MADDOW: We’ve got the worst long-term unemployment since the Great Depression. This is going to have repercussions in our country and in our culture for generations. The political leadership we’re seeing on the right in response to that called the unemployed animals, drug test them, call them bums, say they’re only out of jobs because they’re lazy and want to be. Insult, insult, insult. To add real injury to all of that insult today every Republican in the Senate plus our friend Ben Nelson, blocked a vote on a bill to provide badly needed help to the long-term unemployed in this country.

And as a result, starting tomorrow, more than a million Americans will lose their unemployment benefits. This might sound like something you’ve heard before. This is the sort of thing that’s been knocking around in and out of the headlines for months now. And it’s true. It’s because Republicans have blocked extensions of unemployment benefits before. It’s kind of been a Republican hobbyhorse lately.

But in the past, the measure has always been saved at the last minute. That didn’t happen this time. Senate Republicans and Ben Nelson really are cutting off the benefits for 1.2 million unemployed people and probably tossing at least some of them out on the street. And as an added bonus, they’re giving up the opportunity to stimulate the economy in the most efficient way we know how. Ta da.

This pisses me off. As someone who has been on public assistance in the past and know many who are on assistance or unemployment, I can tell you NO ONE WANTS TO BE UNEMPLOYED. Republicans just rehash the old “welfare queen” red herring whenever real people need help. They didn’t bat an eye bailing out the banks and automakers but when real people need help they complain about the deficit.

The Democrats in the Senate don’t get off the hook totally. Why in the hell do you keep letting the GOP screw the pooch? Need 60 votes for unemployment extension? Really? Knock the shit off and act like a majority party.

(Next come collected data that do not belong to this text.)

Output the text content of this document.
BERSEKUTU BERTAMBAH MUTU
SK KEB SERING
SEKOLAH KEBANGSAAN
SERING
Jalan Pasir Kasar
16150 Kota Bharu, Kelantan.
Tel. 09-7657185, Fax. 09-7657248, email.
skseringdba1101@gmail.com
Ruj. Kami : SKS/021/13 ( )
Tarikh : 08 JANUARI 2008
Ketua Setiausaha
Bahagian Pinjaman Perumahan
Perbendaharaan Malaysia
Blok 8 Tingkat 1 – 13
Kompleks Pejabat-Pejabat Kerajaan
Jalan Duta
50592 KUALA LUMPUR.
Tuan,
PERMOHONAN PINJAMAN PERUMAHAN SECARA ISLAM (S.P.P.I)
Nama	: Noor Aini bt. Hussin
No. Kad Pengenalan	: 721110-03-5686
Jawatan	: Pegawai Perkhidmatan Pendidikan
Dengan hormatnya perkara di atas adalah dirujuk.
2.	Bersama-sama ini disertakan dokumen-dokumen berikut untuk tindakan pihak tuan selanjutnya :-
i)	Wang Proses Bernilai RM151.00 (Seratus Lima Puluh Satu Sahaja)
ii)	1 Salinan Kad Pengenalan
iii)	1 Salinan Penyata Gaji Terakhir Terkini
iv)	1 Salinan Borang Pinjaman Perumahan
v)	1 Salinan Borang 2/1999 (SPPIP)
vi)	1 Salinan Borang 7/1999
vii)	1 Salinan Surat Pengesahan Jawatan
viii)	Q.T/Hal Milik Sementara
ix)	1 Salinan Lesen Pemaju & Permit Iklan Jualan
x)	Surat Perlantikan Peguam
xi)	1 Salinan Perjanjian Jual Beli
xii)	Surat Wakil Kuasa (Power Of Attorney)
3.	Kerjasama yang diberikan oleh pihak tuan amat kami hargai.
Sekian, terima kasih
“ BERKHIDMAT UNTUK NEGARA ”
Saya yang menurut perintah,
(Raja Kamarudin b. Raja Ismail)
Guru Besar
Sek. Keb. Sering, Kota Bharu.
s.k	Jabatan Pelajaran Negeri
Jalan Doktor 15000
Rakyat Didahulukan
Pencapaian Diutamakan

Letting a minority of 41 control things make you all look stupid.

Of course passing out checks without doing anything substantial to solve the economic problem won’t solve the jobs problem in the long run but not putting oil in a car low on oil just because it hasn’t reached 3,000 miles isn’t going to be good for a car either.

As blogger digby noted:

I have thought from the beginning of the crisis that this was a problem. I could tell from some conversations I was having that people were under the misapprehension that the deficit caused the recession and that ending the deficit is the only way to fix the economy. Many wingnuts are making that explicit claim.

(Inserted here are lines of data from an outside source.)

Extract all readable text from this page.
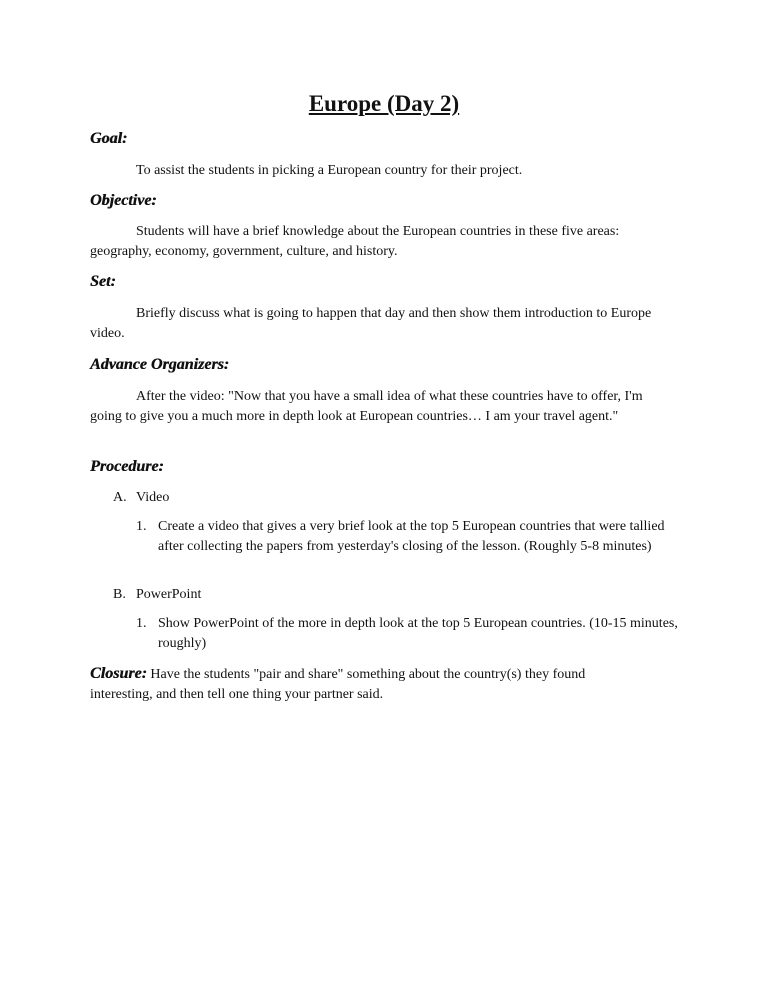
Europe (Day 2)
Goal:

To assist the students in picking a European country for their project.

Objective:

Students will have a brief knowledge about the European countries in these five areas: geography, economy, government, culture, and history.

Set:

Briefly discuss what is going to happen that day and then show them introduction to Europe video.

Advance Organizers:

After the video: "Now that you have a small idea of what these countries have to offer, I'm going to give you a much more in depth look at European countries… I am your travel agent."

Procedure:
A. Video
1. Create a video that gives a very brief look at the top 5 European countries that were tallied after collecting the papers from yesterday's closing of the lesson. (Roughly 5-8 minutes)

B. PowerPoint
1. Show PowerPoint of the more in depth look at the top 5 European countries. (10-15 minutes, roughly)

Closure: Have the students "pair and share" something about the country(s) they found interesting, and then tell one thing your partner said.
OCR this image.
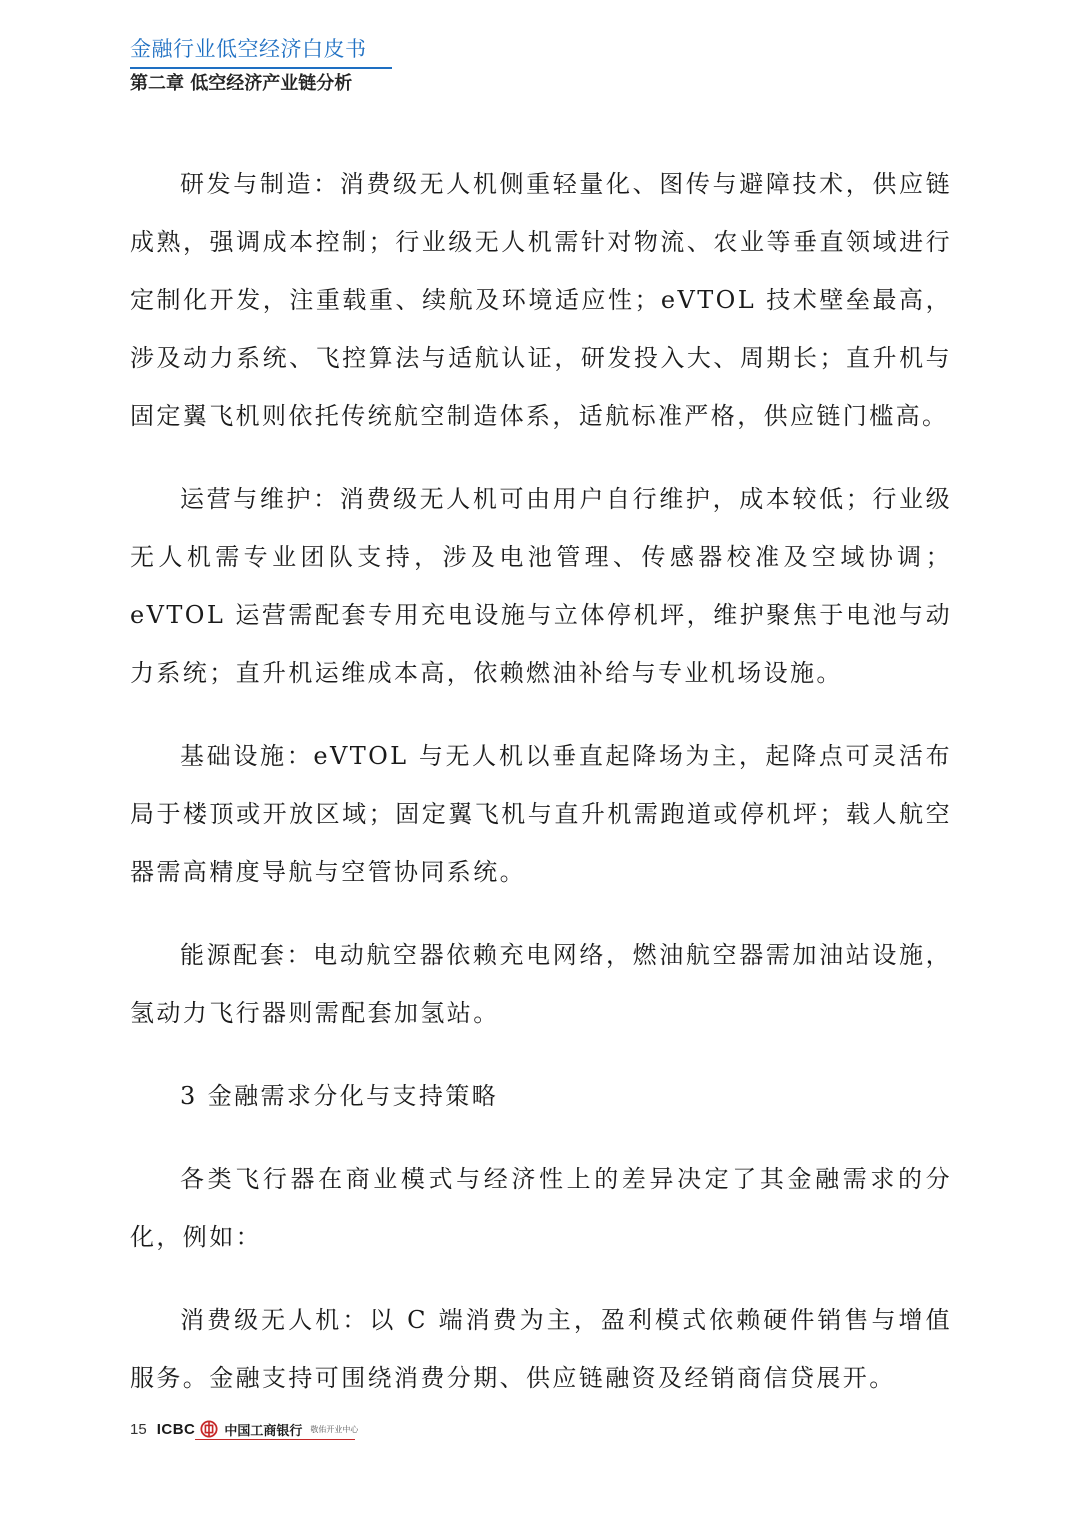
金融行业低空经济白皮书
第二章 低空经济产业链分析

研发与制造：消费级无人机侧重轻量化、图传与避障技术，供应链成熟，强调成本控制；行业级无人机需针对物流、农业等垂直领域进行定制化开发，注重载重、续航及环境适应性；eVTOL 技术壁垒最高，涉及动力系统、飞控算法与适航认证，研发投入大、周期长；直升机与固定翼飞机则依托传统航空制造体系，适航标准严格，供应链门槛高。

运营与维护：消费级无人机可由用户自行维护，成本较低；行业级无人机需专业团队支持，涉及电池管理、传感器校准及空域协调；eVTOL 运营需配套专用充电设施与立体停机坪，维护聚焦于电池与动力系统；直升机运维成本高，依赖燃油补给与专业机场设施。

基础设施：eVTOL 与无人机以垂直起降场为主，起降点可灵活布局于楼顶或开放区域；固定翼飞机与直升机需跑道或停机坪；载人航空器需高精度导航与空管协同系统。

能源配套：电动航空器依赖充电网络，燃油航空器需加油站设施，氢动力飞行器则需配套加氢站。

3 金融需求分化与支持策略

各类飞行器在商业模式与经济性上的差异决定了其金融需求的分化，例如：

消费级无人机：以 C 端消费为主，盈利模式依赖硬件销售与增值服务。金融支持可围绕消费分期、供应链融资及经销商信贷展开。

15 ICBC 中国工商银行 敬佑开业中心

This is one of the reasons why I have been so frantic that the administration was feeding into the deficit hysteria. They don’t seem to get that people don’t actually care about “the deficit,” they care about “the economy” and they fail to make a distinction between the two, especially since we have right wing wrecking crew that makes a point of conflating the two.

Conflation Fail

I just don’t have time for people who are soooooo full of themselves, who lack any minimal amount of compassion, and who refuse to see the world outside their self involved bubble.

Here is an example:

Missouri farmer David Jungerman has raised the hackles of local residents with a politically-charged sign he’s placed on his “45-foot-long, semi-truck box trailer” on his farm. The trailer reads: “Are you a Producer or Parasite Democrats – Party of the Parasites.” Now, the Kansas City Star reveals that Jungerman has been the recipient of over a million dollars of federal farm subsidies since 1995

Trying to defend himself, Jungerman told the press, “That’s just my money coming back to me. I pay a lot in taxes. I’m not a parasite.”

Farmer who put up sign claiming Democrats are ‘party of parasites’ has taken $1 million in farm subsidies.

What this Einstein doesn’t know or refuses to know is even people on welfare pay taxes. They may not pay income taxes but they do pay sales tax plus they paid taxes when they did have a job. Don’t they deserve to get back the taxes they paid?

Jungerman reminded me of those morons during the health care reform town halls when they shouted they didn’t want government run health care while admitting they were on Medicare.

What should really make a normal human mad is that the extension only would have added 0.00043 percent to the national debt.